Improvement of Zirconia Shear Bond Strengths by Silica Spray Coating

Objectives: To investigate the effects of silica spray coating on shear bond strengths (SBSs) and bond durability of 3 mol% yttria-stabilized zirconia ceramic (3Y-TZP).
Methods: Forty-eight 3Y-TZP disks were silica-coated by spraying Biomic LiSi (Aidite) and sintered, while forty-eight lithium disilicate glass ceramics (LDGC) served as control. X-ray diffraction (XRD), attenuated total reflection Fourier transform infrared spectroscopy (ATR-FTIR), X-ray photoelectron spectroscopy (XPS), scanning electron microscopy (SEM) and energy dispersive X-ray detector (EDX) were used to analyze surface chemical and micro-morphological changes. Silica-coated 3Y-TZP and LDGC disks were etched with hydrofluoric acid (HF) and luted with Variolink N (Ivoclar-Vivadent IPS). The SBSs were determined after water storage (24 h) and thermocycling. The SBSs were analyzed with two-way ANOVA and Weibull analysis. Failure modes and surfaces were determined by optical microscopy and SEM.

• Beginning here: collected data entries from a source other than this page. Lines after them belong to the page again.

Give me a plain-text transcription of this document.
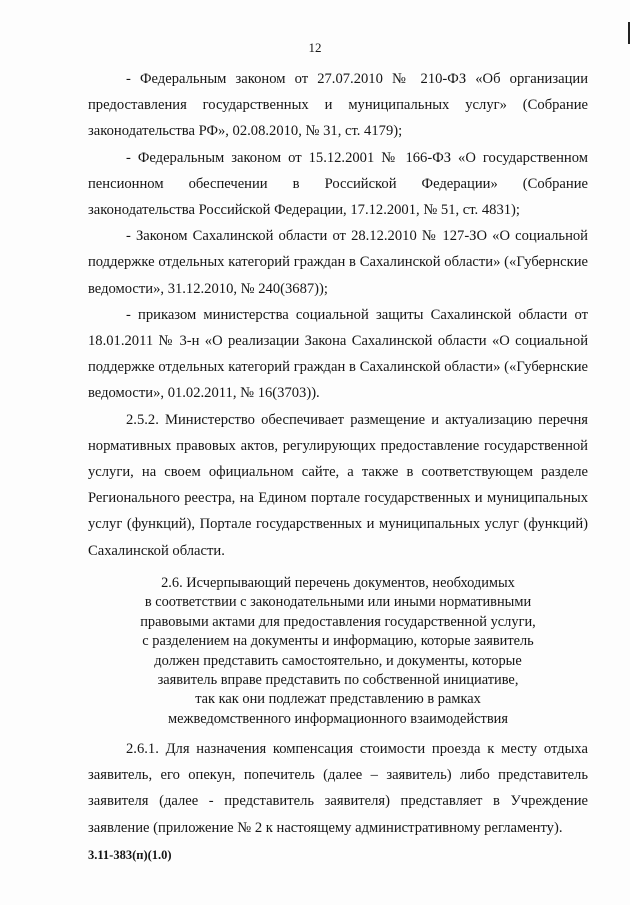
12

- Федеральным законом от 27.07.2010 № 210-ФЗ «Об организации предоставления государственных и муниципальных услуг» (Собрание законодательства РФ», 02.08.2010, № 31, ст. 4179);

- Федеральным законом от 15.12.2001 № 166-ФЗ «О государственном пенсионном обеспечении в Российской Федерации» (Собрание законодательства Российской Федерации, 17.12.2001, № 51, ст. 4831);

- Законом Сахалинской области от 28.12.2010 № 127-ЗО «О социальной поддержке отдельных категорий граждан в Сахалинской области» («Губернские ведомости», 31.12.2010, № 240(3687));

- приказом министерства социальной защиты Сахалинской области от 18.01.2011 № 3-н «О реализации Закона Сахалинской области «О социальной поддержке отдельных категорий граждан в Сахалинской области» («Губернские ведомости», 01.02.2011, № 16(3703)).

2.5.2. Министерство обеспечивает размещение и актуализацию перечня нормативных правовых актов, регулирующих предоставление государственной услуги, на своем официальном сайте, а также в соответствующем разделе Регионального реестра, на Едином портале государственных и муниципальных услуг (функций), Портале государственных и муниципальных услуг (функций) Сахалинской области.

2.6. Исчерпывающий перечень документов, необходимых
в соответствии с законодательными или иными нормативными
правовыми актами для предоставления государственной услуги,
с разделением на документы и информацию, которые заявитель
должен представить самостоятельно, и документы, которые
заявитель вправе представить по собственной инициативе,
так как они подлежат представлению в рамках
межведомственного информационного взаимодействия

2.6.1. Для назначения компенсация стоимости проезда к месту отдыха заявитель, его опекун, попечитель (далее – заявитель) либо представитель заявителя (далее - представитель заявителя) представляет в Учреждение заявление (приложение № 2 к настоящему административному регламенту).

3.11-383(п)(1.0)
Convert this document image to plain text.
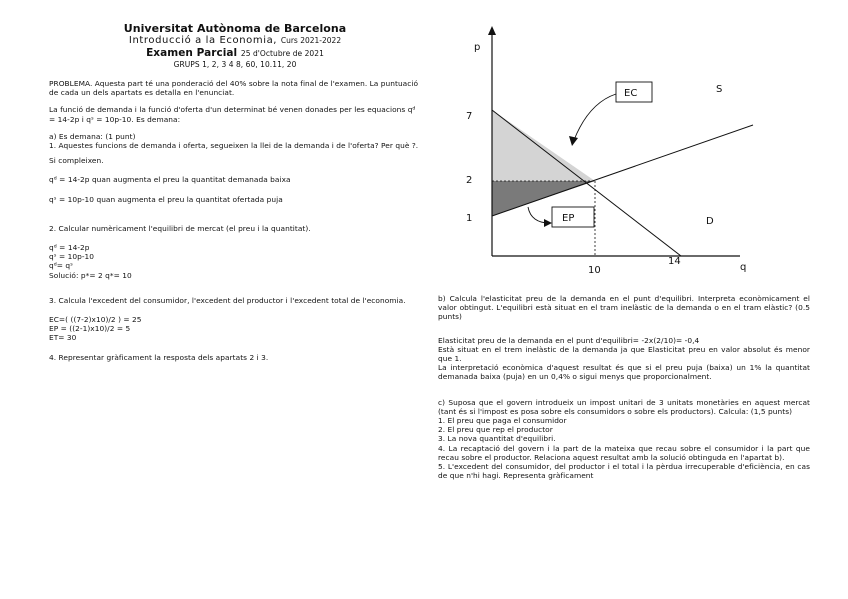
Universitat Autònoma de Barcelona
Introducció a la Economia, Curs 2021-2022
Examen Parcial 25 d'Octubre de 2021
GRUPS 1, 2, 3 4 8, 60, 10.11, 20

PROBLEMA. Aquesta part té una ponderació del 40% sobre la nota final de l'examen. La puntuació de cada un dels apartats es detalla en l'enunciat.

La funció de demanda i la funció d'oferta d'un determinat bé venen donades per les equacions qᵈ = 14-2p i qˢ = 10p-10. Es demana:

a) Es demana: (1 punt)
1. Aquestes funcions de demanda i oferta, segueixen la llei de la demanda i de l'oferta? Per què ?.
Si compleixen.
qᵈ = 14-2p quan augmenta el preu la quantitat demanada baixa
qˢ = 10p-10 quan augmenta el preu la quantitat ofertada puja
2. Calcular numèricament l'equilibri de mercat (el preu i la quantitat).
qᵈ = 14-2p
qˢ = 10p-10
qᵈ= qˢ
Solució: p*= 2 q*= 10
3. Calcula l'excedent del consumidor, l'excedent del productor i l'excedent total de l'economia.
EC=( ((7-2)x10)/2 ) = 25
EP = ((2-1)x10)/2 = 5
ET= 30
4. Representar gràficament la resposta dels apartats 2 i 3.
p
7
2
1
10
14
q
S
D
EC
EP

b) Calcula l'elasticitat preu de la demanda en el punt d'equilibri. Interpreta econòmicament el valor obtingut. L'equilibri està situat en el tram inelàstic de la demanda o en el tram elàstic? (0.5 punts)

Elasticitat preu de la demanda en el punt d'equilibri= -2x(2/10)= -0,4
Està situat en el trem inelàstic de la demanda ja que Elasticitat preu en valor absolut és menor que 1.
La interpretació econòmica d'aquest resultat és que si el preu puja (baixa) un 1% la quantitat demanada baixa (puja) en un 0,4% o sigui menys que proporcionalment.
c) Suposa que el govern introdueix un impost unitari de 3 unitats monetàries en aquest mercat (tant és si l'impost es posa sobre els consumidors o sobre els productors). Calcula: (1,5 punts)
1. El preu que paga el consumidor
2. El preu que rep el productor
3. La nova quantitat d'equilibri.
4. La recaptació del govern i la part de la mateixa que recau sobre el consumidor i la part que recau sobre el productor. Relaciona aquest resultat amb la solució obtinguda en l'apartat b).
5. L'excedent del consumidor, del productor i el total i la pèrdua irrecuperable d'eficiència, en cas de que n'hi hagi. Representa gràficament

Results: XRD, ATR-FTIR and XPS identified formation of lithium disilicate and zirconium silicate on silica-coated 3Y-TZP. Compared with LDGC, silica coating surfaces revealed less micro-porosities with comparatively large lithium silicate crystals after HF etching. The SBSs of silica-coated 3Y-TZP were significantly lower than those of LDGC (P ＜ 0.05). The SBSs of the LDGC gradually decreased from the baseline (34.87±11.02 Mpa) to 10,000 thermocycles (30.72±7.97 Mpa) and to 50,000 thermocycles (27.25±9.03 Mpa), whereas the SBSs of silica-coated zirconia decreased dramatically from the baseline (27.03±9.76 Mpa) to 10,000 thermocycles (21.84±7.03 Mpa), but maintained stable over 10,000 to 50,000 thermocycles (20.77±6.80 Mpa).

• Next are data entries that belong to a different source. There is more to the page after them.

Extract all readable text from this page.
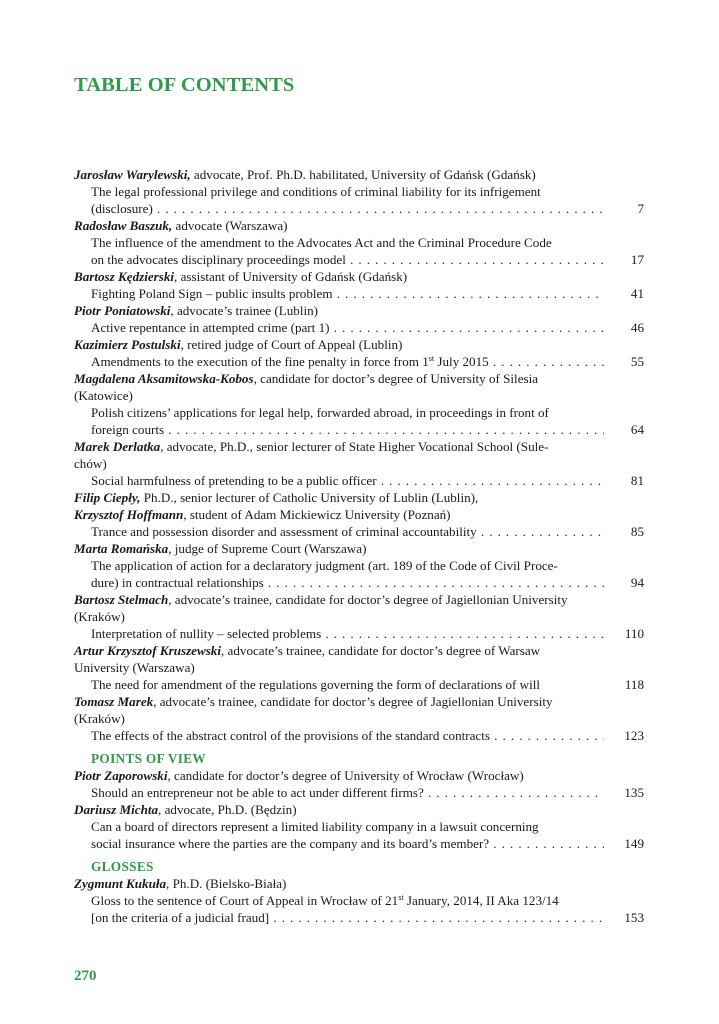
TABLE OF CONTENTS
Jarosław Warylewski, advocate, Prof. Ph.D. habilitated, University of Gdańsk (Gdańsk)
The legal professional privilege and conditions of criminal liability for its infrigement
(disclosure) . . .	7
Radosław Baszuk, advocate (Warszawa)
The influence of the amendment to the Advocates Act and the Criminal Procedure Code
on the advocates disciplinary proceedings model . . .	17
Bartosz Kędzierski, assistant of University of Gdańsk (Gdańsk)
Fighting Poland Sign – public insults problem . . .	41
Piotr Poniatowski, advocate’s trainee (Lublin)
Active repentance in attempted crime (part 1) . . .	46
Kazimierz Postulski, retired judge of Court of Appeal (Lublin)
Amendments to the execution of the fine penalty in force from 1st July 2015 . . .	55
Magdalena Aksamitowska-Kobos, candidate for doctor’s degree of University of Silesia
(Katowice)
Polish citizens’ applications for legal help, forwarded abroad, in proceedings in front of
foreign courts . . .	64
Marek Derlatka, advocate, Ph.D., senior lecturer of State Higher Vocational School (Sule-
chów)
Social harmfulness of pretending to be a public officer . . .	81
Filip Ciepły, Ph.D., senior lecturer of Catholic University of Lublin (Lublin),
Krzysztof Hoffmann, student of Adam Mickiewicz University (Poznań)
Trance and possession disorder and assessment of criminal accountability . . .	85
Marta Romańska, judge of Supreme Court (Warszawa)
The application of action for a declaratory judgment (art. 189 of the Code of Civil Proce-
dure) in contractual relationships . . .	94
Bartosz Stelmach, advocate’s trainee, candidate for doctor’s degree of Jagiellonian University
(Kraków)
Interpretation of nullity – selected problems . . .	110
Artur Krzysztof Kruszewski, advocate’s trainee, candidate for doctor’s degree of Warsaw
University (Warszawa)
The need for amendment of the regulations governing the form of declarations of will	118
Tomasz Marek, advocate’s trainee, candidate for doctor’s degree of Jagiellonian University
(Kraków)
The effects of the abstract control of the provisions of the standard contracts . . .	123
POINTS OF VIEW
Piotr Zaporowski, candidate for doctor’s degree of University of Wrocław (Wrocław)
Should an entrepreneur not be able to act under different firms? . . .	135
Dariusz Michta, advocate, Ph.D. (Będzin)
Can a board of directors represent a limited liability company in a lawsuit concerning
social insurance where the parties are the company and its board’s member? . . .	149
GLOSSES
Zygmunt Kukuła, Ph.D. (Bielsko-Biała)
Gloss to the sentence of Court of Appeal in Wrocław of 21st January, 2014, II Aka 123/14
[on the criteria of a judicial fraud] . . .	153
270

Conclusions: A homogeneous silica coating of lithium disilicate prepared on 3Y-TZP surfaces by silica spray coating could achieve two-thirds of bond strengths of LDGC, regardless of thermocycling. And it significantly decreased after 10,000 thermocycles, but maintained stable during 10,000-50,000 thermocycles.